Pedalling my wares at the boat show
In a recent blog by Zetteler I was called out as bonkers. It’ll come as no surprise that I get this a lot – and that was before I started funding my race with bottles of sweat!
I spent a day last week selling my bottles of Une Heure at the Southampton boat show. It would have been rude to try and sell to visitors so I was pedalling my wares to the stall holders and the boat manufacturers. Approaching hard nosed salesmen who sell boats for a living wasn’t at all easy. I was called bonkers a fair number of times that day. Not least because the race I am doing doesn’t permit their boats to enter (with the exception of Rustler) and we aren’t allowed any electronics. This probably ruled out over half of the businesses there. But what I am trying to do with my race can apply to any business so I wasn’t going to let this stop me.
The regular casual accusation that I’m mad does make me a little uneasy. A couple of people very close to me have suffered from mental health difficulties. Also I am faced with the very real problem of how to stay sane for 9 months on my own at sea. I have recognised this as one of the biggest challenges of the GGR from the outset – rudder failure, keel failure, rig failure and crew failure! It’s why I decided to use this race to advocate how important fulfilling work is to our health. My GGR is about staying healthy because I can get some satisfaction from sailing the boat – doing my job – well. It connects to some simple things that we all need. The GGR isn’t going to be easy or pleasant. Cycling in the Labour Harvester is pretty grim work as well. I admit that I’m putting myself under considerable psychological strain. That doesn’t mean I’m mad – it just means there is a risk. One that I am acutely aware of and that is very much part of my campaign.

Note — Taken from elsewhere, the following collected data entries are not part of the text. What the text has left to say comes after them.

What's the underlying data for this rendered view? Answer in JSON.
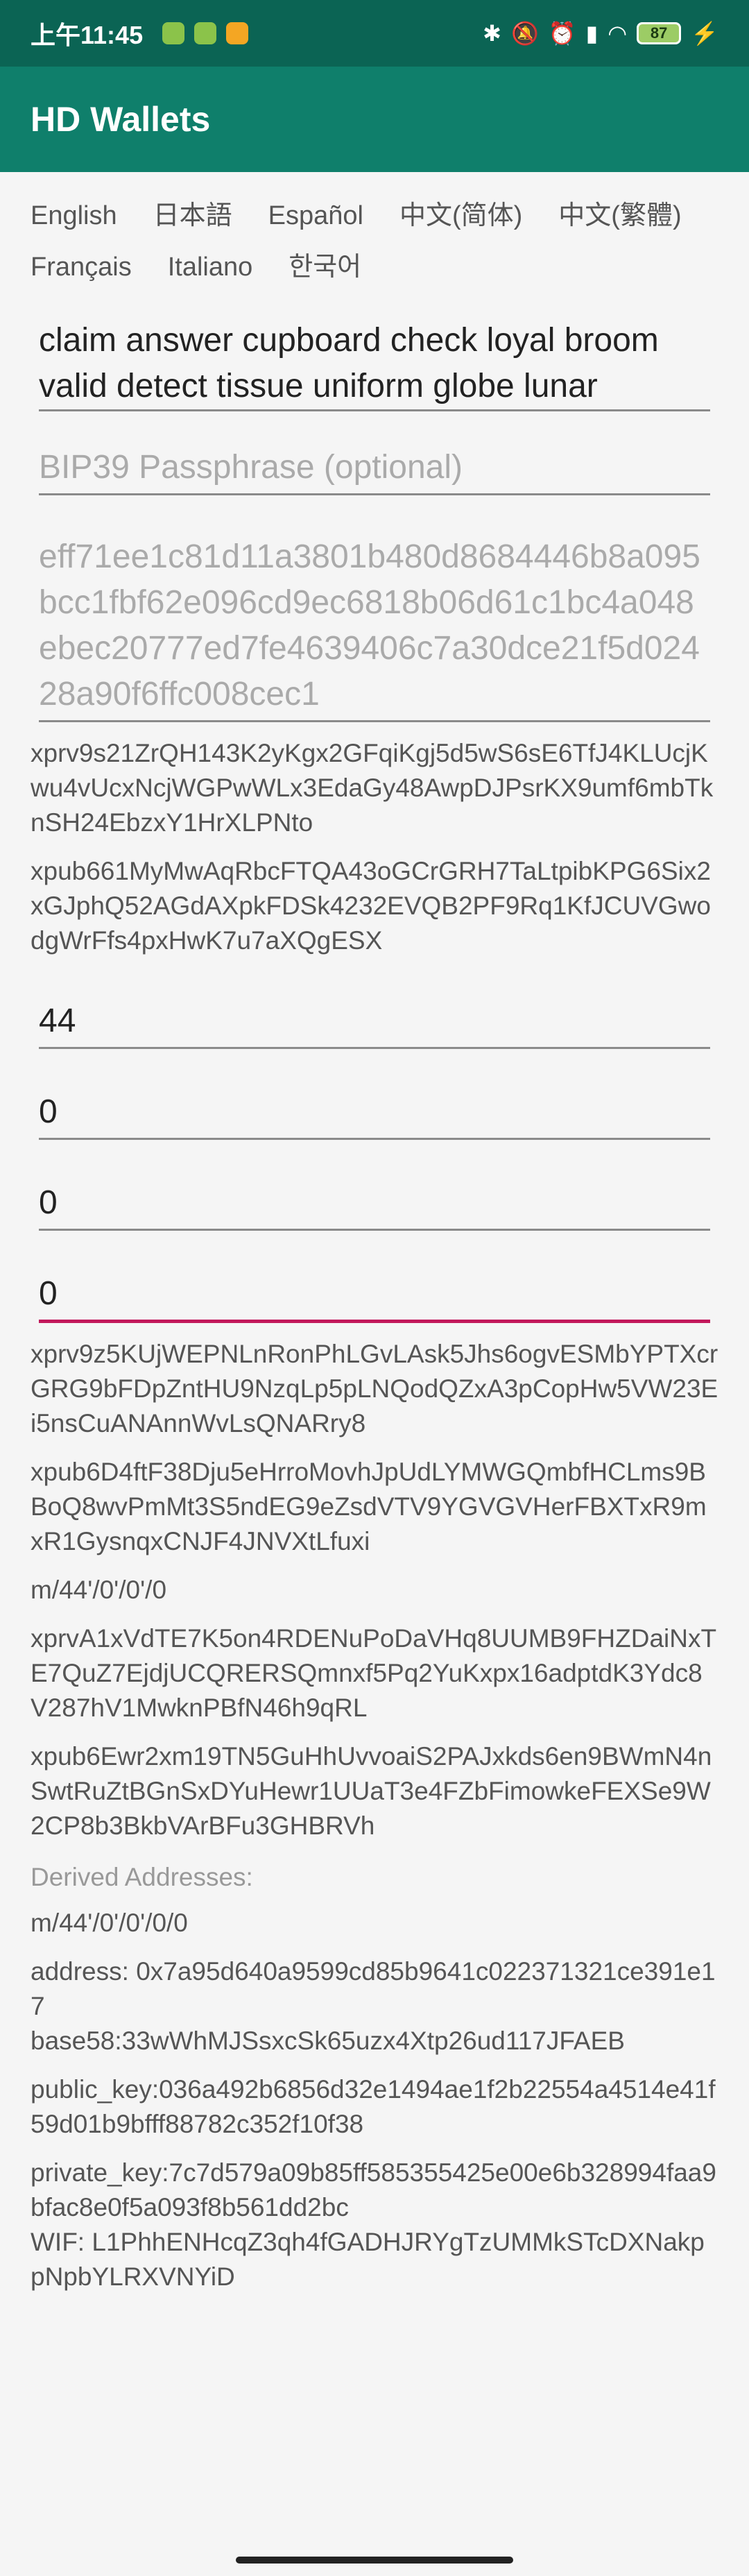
{
  "status_bar": {
    "time": "上午11:45",
    "battery": "87"
  },
  "app": {
    "title": "HD Wallets"
  },
  "languages": [
    "English",
    "日本語",
    "Español",
    "中文(简体)",
    "中文(繁體)",
    "Français",
    "Italiano",
    "한국어"
  ],
  "mnemonic": "claim answer cupboard check loyal broom valid detect tissue uniform globe lunar",
  "passphrase_placeholder": "BIP39 Passphrase (optional)",
  "seed_hex": "eff71ee1c81d11a3801b480d8684446b8a095bcc1fbf62e096cd9ec6818b06d61c1bc4a048ebec20777ed7fe4639406c7a30dce21f5d02428a90f6ffc008cec1",
  "root_xprv": "xprv9s21ZrQH143K2yKgx2GFqiKgj5d5wS6sE6TfJ4KLUcjKwu4vUcxNcjWGPwWLx3EdaGy48AwpDJPsrKX9umf6mbTknSH24EbzxY1HrXLPNto",
  "root_xpub": "xpub661MyMwAqRbcFTQA43oGCrGRH7TaLtpibKPG6Six2xGJphQ52AGdAXpkFDSk4232EVQB2PF9Rq1KfJCUVGwodgWrFfs4pxHwK7u7aXQgESX",
  "path_fields": [
    "44",
    "0",
    "0",
    "0"
  ],
  "account_xprv": "xprv9z5KUjWEPNLnRonPhLGvLAsk5Jhs6ogvESMbYPTXcrGRG9bFDpZntHU9NzqLp5pLNQodQZxA3pCopHw5VW23Ei5nsCuANAnnWvLsQNARry8",
  "account_xpub": "xpub6D4ftF38Dju5eHrroMovhJpUdLYMWGQmbfHCLms9BBoQ8wvPmMt3S5ndEG9eZsdVTV9YGVGVHerFBXTxR9mxR1GysnqxCNJF4JNVXtLfuxi",
  "bip32_path": "m/44'/0'/0'/0",
  "bip32_xprv": "xprvA1xVdTE7K5on4RDENuPoDaVHq8UUMB9FHZDaiNxTE7QuZ7EjdjUCQRERSQmnxf5Pq2YuKxpx16adptdK3Ydc8V287hV1MwknPBfN46h9qRL",
  "bip32_xpub": "xpub6Ewr2xm19TN5GuHhUvvoaiS2PAJxkds6en9BWmN4nSwtRuZtBGnSxDYuHewr1UUaT3e4FZbFimowkeFEXSe9W2CP8b3BkbVArBFu3GHBRVh",
  "derived_label": "Derived Addresses:",
  "derived": {
    "path": "m/44'/0'/0'/0/0",
    "address": "address: 0x7a95d640a9599cd85b9641c022371321ce391e17",
    "base58": " base58:33wWhMJSsxcSk65uzx4Xtp26ud117JFAEB",
    "public_key": "public_key:036a492b6856d32e1494ae1f2b22554a4514e41f59d01b9bfff88782c352f10f38",
    "private_key": "private_key:7c7d579a09b85ff585355425e00e6b328994faa9bfac8e0f5a093f8b561dd2bc",
    "wif": " WIF: L1PhhENHcqZ3qh4fGADHJRYgTzUMMkSTcDXNakppNpbYLRXVNYiD"
  }
}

Sometimes when I’m called bonkers (especially when it’s accompanied by a raised eyebrow) I suspect it’s because they don’t relate to what I’m doing and are keen to quickly file me away under the category of crazy. Sadly my fellow countrymen at Southampton reliably gave this response. First of all the concept of the GGR was completely alien to many of the reps I spoke to. It clearly grated against the values of the modern cruising/racing industry. It was regularly dismissed as a rally rather than a race, one salesman called it the Jester Challenge on steroids! When I pulled out my handmade bottle of sweat I feared I was about to try to put out these flames with gasoline.

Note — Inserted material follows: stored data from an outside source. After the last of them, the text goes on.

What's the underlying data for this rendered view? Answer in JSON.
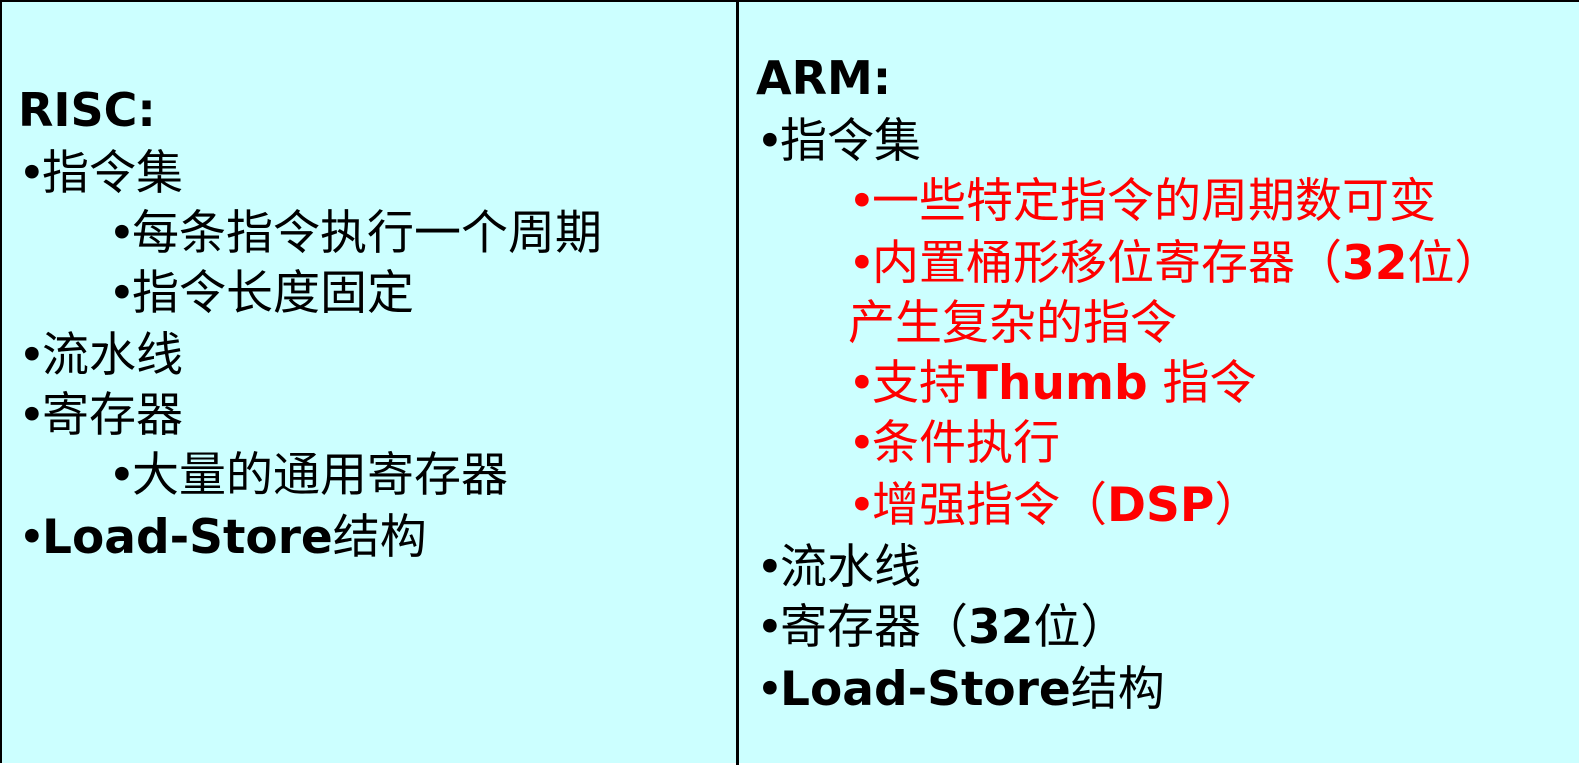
{
  "risc": {
    "heading": "RISC:",
    "items": [
      {
        "text": "指令集"
      },
      {
        "text": "每条指令执行一个周期"
      },
      {
        "text": "指令长度固定"
      },
      {
        "text": "流水线"
      },
      {
        "text": "寄存器"
      },
      {
        "text": "大量的通用寄存器"
      },
      {
        "bold": "Load-Store",
        "text": "结构"
      }
    ]
  },
  "arm": {
    "heading": "ARM:",
    "items": [
      {
        "text": "指令集"
      },
      {
        "text": "一些特定指令的周期数可变"
      },
      {
        "text": "内置桶形移位寄存器（",
        "bold": "32",
        "tail": "位）"
      },
      {
        "text": "产生复杂的指令"
      },
      {
        "text": "支持",
        "bold": "Thumb",
        "tail": " 指令"
      },
      {
        "text": "条件执行"
      },
      {
        "text": "增强指令（",
        "bold": "DSP",
        "tail": "）"
      },
      {
        "text": "流水线"
      },
      {
        "text": "寄存器（",
        "bold": "32",
        "tail": "位）"
      },
      {
        "bold": "Load-Store",
        "text": "结构"
      }
    ]
  },
  "bullet_char": "•",
  "colors": {
    "background": "#ccffff",
    "highlight": "#ff0000",
    "text": "#000000"
  }
}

None were impolite though (apart from the occasional glances at their watches while I was talking). All gave me contacts for their marketing departments or their CEO and wished me well. What audible mutterings they had amongst themselves afterwards is of little concern. There is something typically English about recoiling from enthusiasm, especially enthusiasm for something unfamiliar.
Any company that sold serious offshore sailing kit, and weren’t huge (which by definition is most of them as not very many people actually sail offshore), were immediately on board and encouraging. They got the race straight away. The bottles of Une Heure were part of that and were usually considered and respected as symbols of my determination to participate in this event. US manufactures at the show were generally a lot more enthusiastic than the locals. Americans do just seem to be way more up for new ideas and ventures compared to us – it’s something I’ve often admired them for.
The other obvious demographic were the French sailors and boat builders I talked to. I don’t wish to make generalisations but really without exception their attitude towards the GGR couldn’t have been more different to the British. I was not called bonkers. They immediately sat up and listened to what I wanted to say. It seems that the French still have a lot of respect for their adventurers and for the spirit of adventure.
There was one especially boisterous UK marketing manager. After we went through the ritualistic labelling of me as crazy I was actually quite impressed by his candour. He clearly took some delight in explaining to me that the yacht market really isn’t about adventure any longer and that asking these companies to be part of my race was a hiding to nothing. We were standing on a 45 foot sailboat with massive patio windows, so I could see what he was getting at. He went on to say that most of the yacht market is really just about lifestyle. It doesn’t even rely on the buyers delusion that they are adventurers. He was happy to confirm what I have suspected for a while – that there is a tacit acceptance that the useful lifespan for these yachts is designed to be 15 to 20 years and they will spend the vast majority of this time in marinas being cleaned.
“So there is a whole market, a whole group of people out there who are prepared to spend half a million on a boat that is designed first and foremost to look good floating in a marina! And you think I’m bonkers” I replied with some exasperation.
I am reminded of the quote from Beyond Good and Evil, Friedrich Nietzsche:
“Madness is something rare in individuals — but in groups, parties, peoples, and ages, it is the rule.”